IMPALA-8454
introduced the recursive listing of table/partition directories. It seems that it is not properly handling if we would like to intentionally disable this new behavior through the impala.disable.recursive.listing=true table property. Within the same session a refresh statement on the table flaps the behavior, see below reproduction steps.
CREATE EXTERNAL TABLE subdirtest (col1 string) partitioned by (p1 string) TBLPROPERTIES (
'impala.disable.recursive.listing'
=
'
true
'
);
ALTER TABLE subdirtest ADD PARTITION (p1=
'A'
);
then ingest some files into subdirectories
hdfs dfs -mkdir /warehouse/tablespace/external/hive/subdirtest/p1=A/00
hdfs dfs -put testdata.parq /warehouse/tablespace/external/hive/subdirtest/p1=A/00/
The "testdata.parq" matches the schema, and has two rows/records.

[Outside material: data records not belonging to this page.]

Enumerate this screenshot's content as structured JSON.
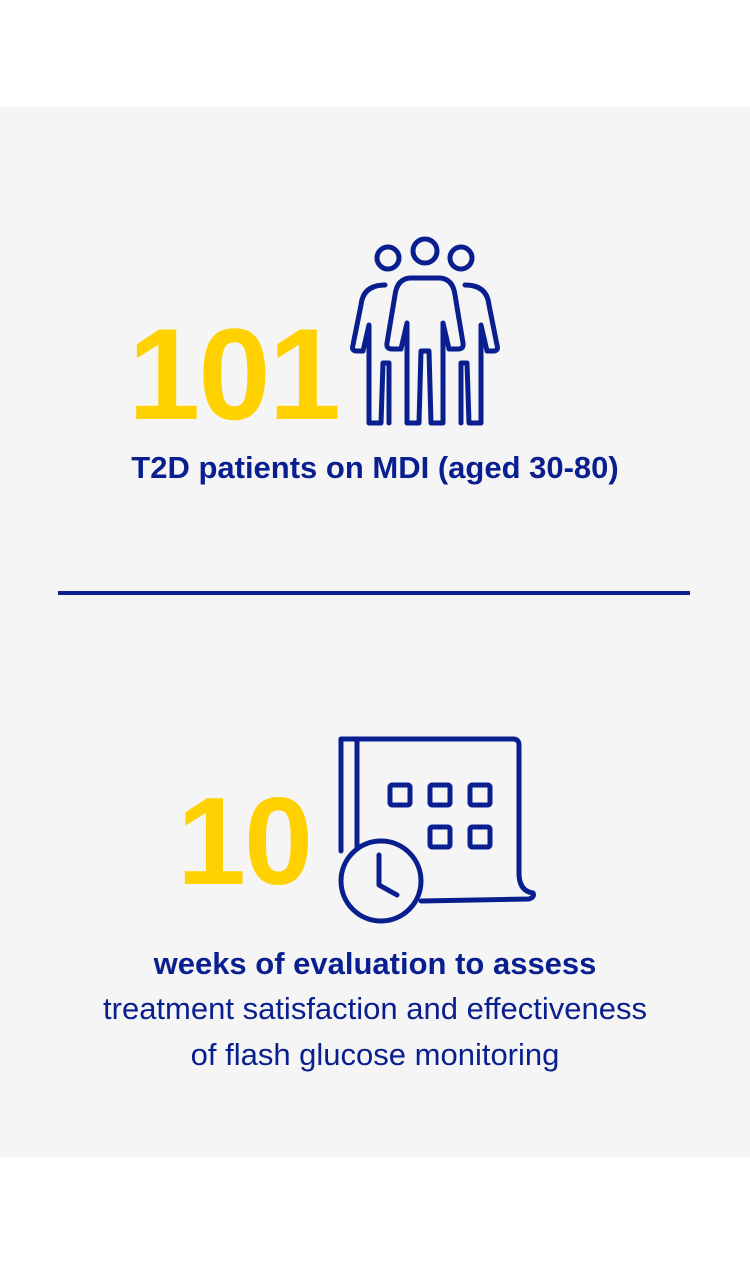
{
  "colors": {
    "accent_yellow": "#ffd100",
    "brand_navy": "#0a1f8f",
    "panel_background": "#f5f5f5"
  },
  "patients": {
    "count": "101",
    "caption": "T2D patients on MDI (aged 30-80)",
    "icon": "people-group-icon"
  },
  "evaluation": {
    "count": "10",
    "caption_bold": "weeks of evaluation to assess",
    "caption_line2": "treatment satisfaction and effectiveness",
    "caption_line3": "of flash glucose monitoring",
    "icon": "calendar-clock-icon"
  }
}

[coordinator.example.com:21050]
default
> refresh subdirtest;
[coordinator.example.com:21050]
default
> select count(*) from subdirtest;
+----------+
| count(*) |
+----------+
| 0 |
+----------+
[coordinator.example.com:21050]
default
> refresh subdirtest;
[coordinator.example.com:21050]
default
> select count(*) from subdirtest;
+----------+
| count(*) |
+----------+
| 2 |
+----------+
[coordinator.example.com:21050]
default
> refresh subdirtest;
[coordinator.example.com:21050]
default
> select count(*) from subdirtest;
+----------+
| count(*) |
+----------+
| 0 |
+----------+
[coordinator.example.com:21050]
default
> refresh subdirtest;
[coordinator.example.com:21050]
default
> select count(*) from subdirtest;
+----------+
| count(*) |
+----------+
| 2 |
+----------+
This can be reproduced within the same / single impala-shell session (without any other coordinators or load-balancing).